MANAUS – A presidente do TRE (Tribunal Regional Eleitoral do Amazonas), Socorro Guedes, negou, na tarde desta segunda-feira, 28, o pedido do ministro de Minas e Energia, Eduardo Braga (PMDB) de afastamento do governador José Melo e do vice-governador Henrique Oliveira (SD) dos cargos, em função da decisão do tribunal que cassou o mandato dos dois, no dia 25 de janeiro. A presidente disse que seguiu a jurisprudência do TSE (Tribunal Superior Eleitoral) de manter o governador no cargo até o julgamento dos recursos e o processo tramitar em última instância.
A presidente do TRE disse que a decisão de afastar Melo do cargo poderia causar maior instabilidade política e econômica e mergulhar “a administração pública e, consequentemente, a sociedade, ainda que temporariamente, em momentos de incerteza e insegurança”.
Cassação
O governador José Melo e o vice-governador Henrique Olvieira tiveram os mandatos cassados por compra de votos e abuso do poder político e econômico, condutas vedadas pela legislação eleitoral.
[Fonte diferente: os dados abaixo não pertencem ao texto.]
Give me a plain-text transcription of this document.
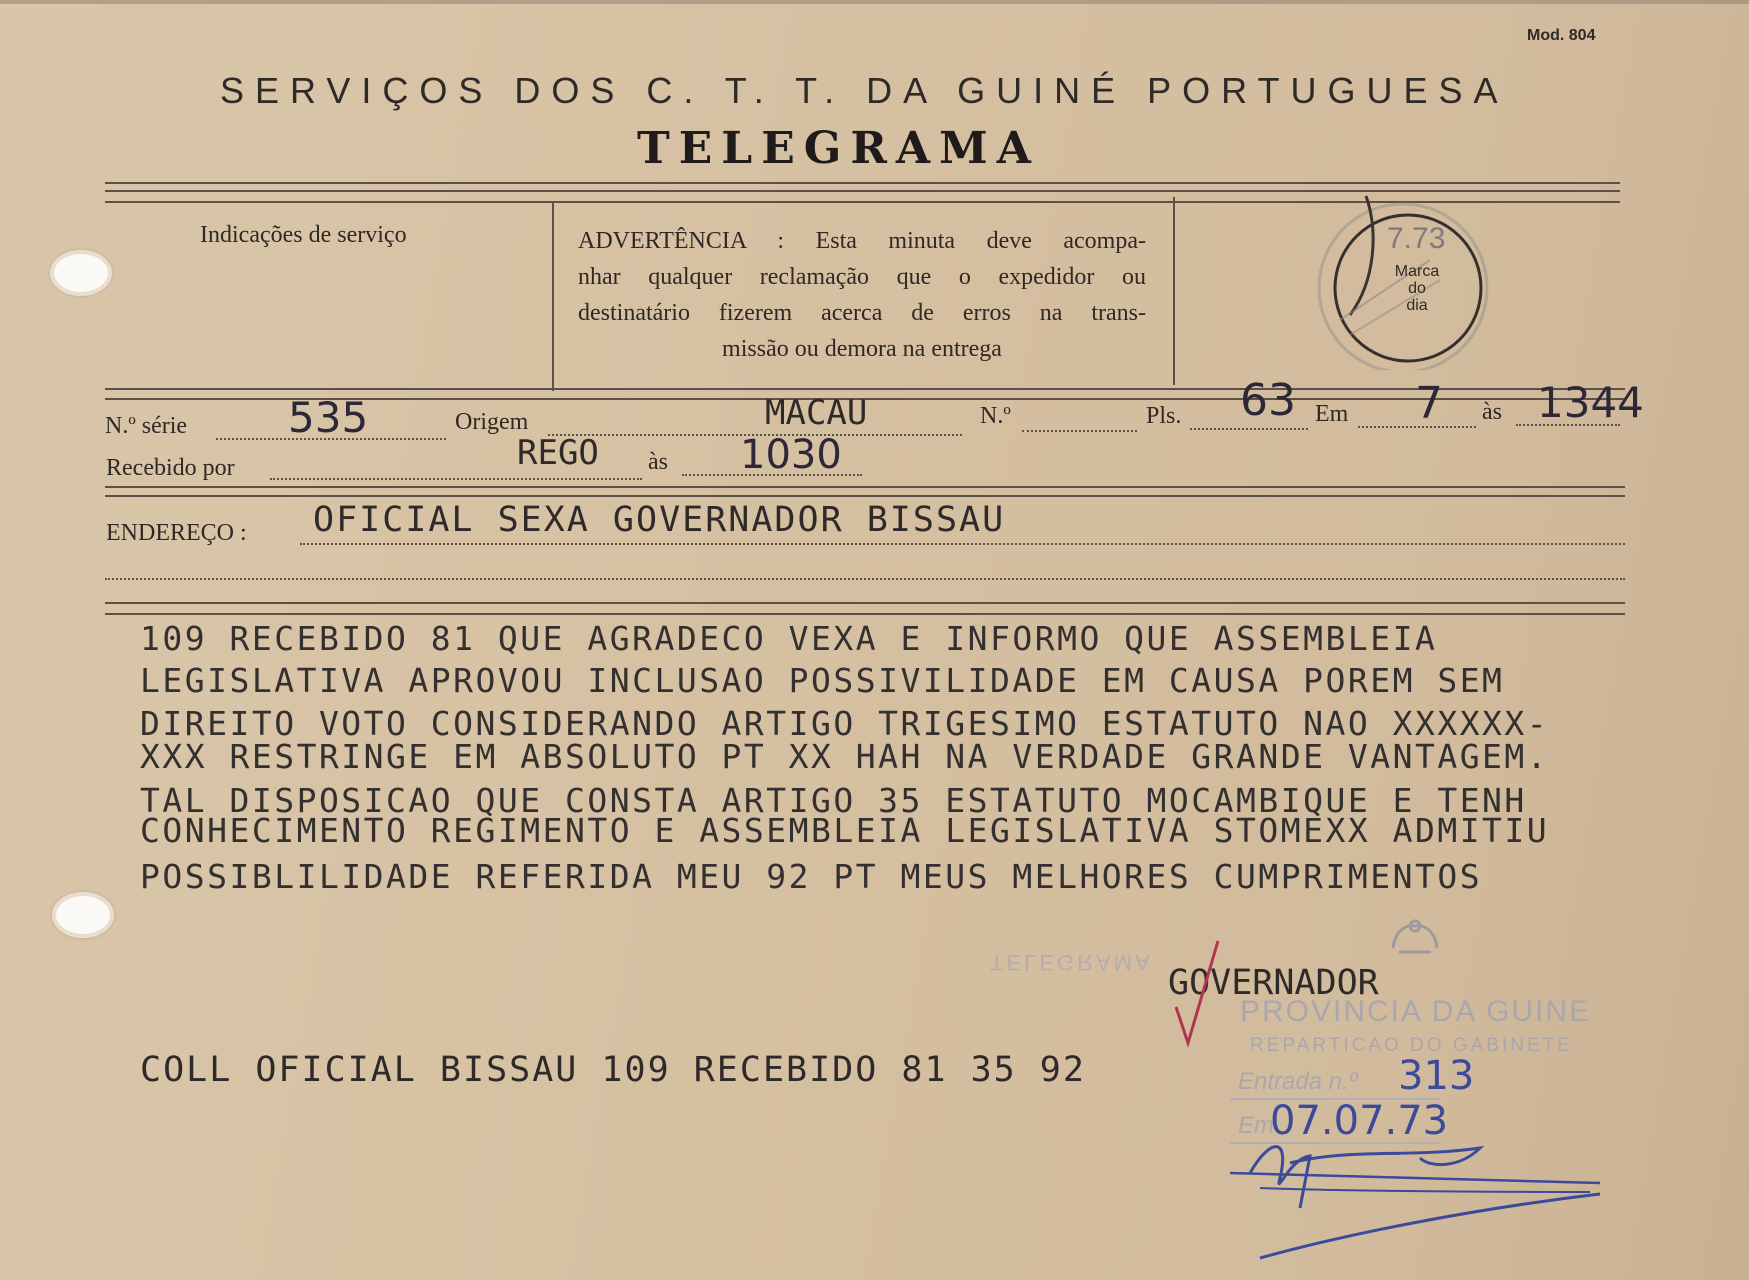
Mod. 804
SERVIÇOS DOS C. T. T. DA GUINÉ PORTUGUESA
TELEGRAMA
Indicações de serviço	ADVERTÊNCIA : Esta minuta deve acompa-
nhar qualquer reclamação que o expedidor ou
destinatário fizerem acerca de erros na trans-
missão ou demora na entrega
7.73
Marca
do
dia
N.º série 535	Origem	MACAU	N.º	Pls. 63 Em 7 às 1344
Recebido por	REGO às 1030
ENDEREÇO : OFICIAL SEXA GOVERNADOR BISSAU
109 RECEBIDO 81 QUE AGRADECO VEXA E INFORMO QUE ASSEMBLEIA
LEGISLATIVA APROVOU INCLUSAO POSSIVILIDADE EM CAUSA POREM SEM
DIREITO VOTO CONSIDERANDO ARTIGO TRIGESIMO ESTATUTO NAO XXXXXX-
XXX RESTRINGE EM ABSOLUTO PT XX HAH NA VERDADE GRANDE VANTAGEM.
TAL DISPOSICAO QUE CONSTA ARTIGO 35 ESTATUTO MOCAMBIQUE E TENH
CONHECIMENTO REGIMENTO E ASSEMBLEIA LEGISLATIVA STOMEXX ADMITIU
POSSIBLILIDADE REFERIDA MEU 92 PT MEUS MELHORES CUMPRIMENTOS
TELEGRAMA
PROVINCIA DA GUINE
REPARTICAO DO GABINETE
Entrada n.º 313
Em
07.07.73
GOVERNADOR
COLL OFICIAL BISSAU 109 RECEBIDO 81 35 92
O fato que gerou a cassação foi uma operação da Polícia Federal, realizada às vésperas do segundo turno das eleições de 2014, quando foram presas duas mulheres e apreendido material de campanha, recibos e documentos que compraram a compra de votos, segundo inquérito policial. Uma das mulheres presas era Nair Blair, diretora de uma organização não governamental que ganhou contrato, sem licitação, do governo do Estado, em 2014, para prestar serviços durante os jogos da Copa do Mundo em Manaus. O inquérito concluiu que o dinheiro do contrato de R$ 1 milhão fora usado para pagar despesas de campanha do governador e pagar favores a eleitores.
Na ocasião da prisão e da apreensão de documentos, de acordo com a Polícia Federal, havia um grupo de pastores evangélicos no comitê de campanha do governador José Melo, recebendo orientação de como convencer os fieis a votar em José Melo, mediante o pagamento de favores.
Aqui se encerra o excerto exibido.